Saldana v. City of Los Angeles
Before: Doran
DORAN, J. According to appellant’s brief this is an appeal by the defendant city “from a judgment in of the plaintiff for damages for bodily injuries and property damage caused by a collision between plaintiff’s automobile and motor vehicle driven by an employee of the defendant within the scope of his employment. The sole question in[215]volved is whether the plaintiff complied with the statutory requirements for the filing of a claim as a condition precedent to the maintenance of the action.” The action herein was against the city, not against the employee.
The complaint, as amended at the trial, substantially alleges that the collision in question, resulting from the employee’s negligence, occurred on November 22, 1945; that on November 26, 1945, respondent filed a written claim for damages with the city clerk, specifying the name and address of respondent, the nature of the injury and damage, and a description of the manner in which the collision occurred. It is not alleged, however, that any claim was filed with the employee.
It appears from the record that the employee, Oscar Gartrell, while driving a loaded rubbish truck in a southerly direction on Los Angeles Street near Commercial Street in Los Angeles, struck the rear of plaintiff’s automobile. Shortly thereafter, according to appellant’s brief, “respondent’s daughter was given the name and address of the driver of the rubbish truck and thereafter talked to the driver on the telephone.” The driver was not a party to the action, and, as hereinbefore indicated, the only written claim was that filed with the city clerk.

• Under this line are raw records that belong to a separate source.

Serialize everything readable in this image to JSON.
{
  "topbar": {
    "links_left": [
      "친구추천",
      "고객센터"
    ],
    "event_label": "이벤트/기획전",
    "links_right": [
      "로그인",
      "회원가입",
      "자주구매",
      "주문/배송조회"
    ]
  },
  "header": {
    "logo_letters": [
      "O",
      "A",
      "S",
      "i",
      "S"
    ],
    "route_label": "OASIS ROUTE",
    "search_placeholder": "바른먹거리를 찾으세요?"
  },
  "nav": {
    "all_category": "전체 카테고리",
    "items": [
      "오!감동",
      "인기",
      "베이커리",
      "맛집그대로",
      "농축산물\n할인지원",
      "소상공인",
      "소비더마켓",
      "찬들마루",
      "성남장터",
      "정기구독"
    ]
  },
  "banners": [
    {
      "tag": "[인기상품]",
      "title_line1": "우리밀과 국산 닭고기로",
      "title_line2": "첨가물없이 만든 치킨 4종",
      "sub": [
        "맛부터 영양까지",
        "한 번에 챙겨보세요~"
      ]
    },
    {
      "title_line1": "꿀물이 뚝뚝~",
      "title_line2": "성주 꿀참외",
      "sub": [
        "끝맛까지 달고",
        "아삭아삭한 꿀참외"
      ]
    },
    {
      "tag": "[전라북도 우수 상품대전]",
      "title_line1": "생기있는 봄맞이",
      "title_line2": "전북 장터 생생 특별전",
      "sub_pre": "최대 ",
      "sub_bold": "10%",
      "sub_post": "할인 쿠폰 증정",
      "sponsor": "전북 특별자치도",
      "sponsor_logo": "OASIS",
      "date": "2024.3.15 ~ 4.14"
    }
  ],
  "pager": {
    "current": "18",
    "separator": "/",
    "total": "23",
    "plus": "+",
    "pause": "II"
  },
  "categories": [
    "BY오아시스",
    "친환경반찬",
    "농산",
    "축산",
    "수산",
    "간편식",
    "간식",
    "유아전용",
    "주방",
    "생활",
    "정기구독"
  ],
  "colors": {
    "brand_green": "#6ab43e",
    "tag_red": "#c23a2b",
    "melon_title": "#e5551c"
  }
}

The trial court found that the collision and respondent’s damage were proximately caused by the employee’s negligent operation of the truck while the latter was acting within the scope of employment; further, that the claim was duly filed with the city of Los Angeles as alleged in the complaint. Judgment was entered for the respondent in the sum of $2,500 for personal injuries, $477 for medical and hospital expenses, and $160 for damage to respondent’s automobile.
Only one question is presented by this appeal, stated as follows in the brief filed by the appellant city; “May an action for damages caused by the negligent operation of a motor vehicle by an employee of a municipal corporation acting within the scope of his employment, be maintained against the municipal corporation when it is neither alleged nor proved that a written verified claim for damages was presented to and filed with such negligent employee within ninety days after the negligent act was committed?”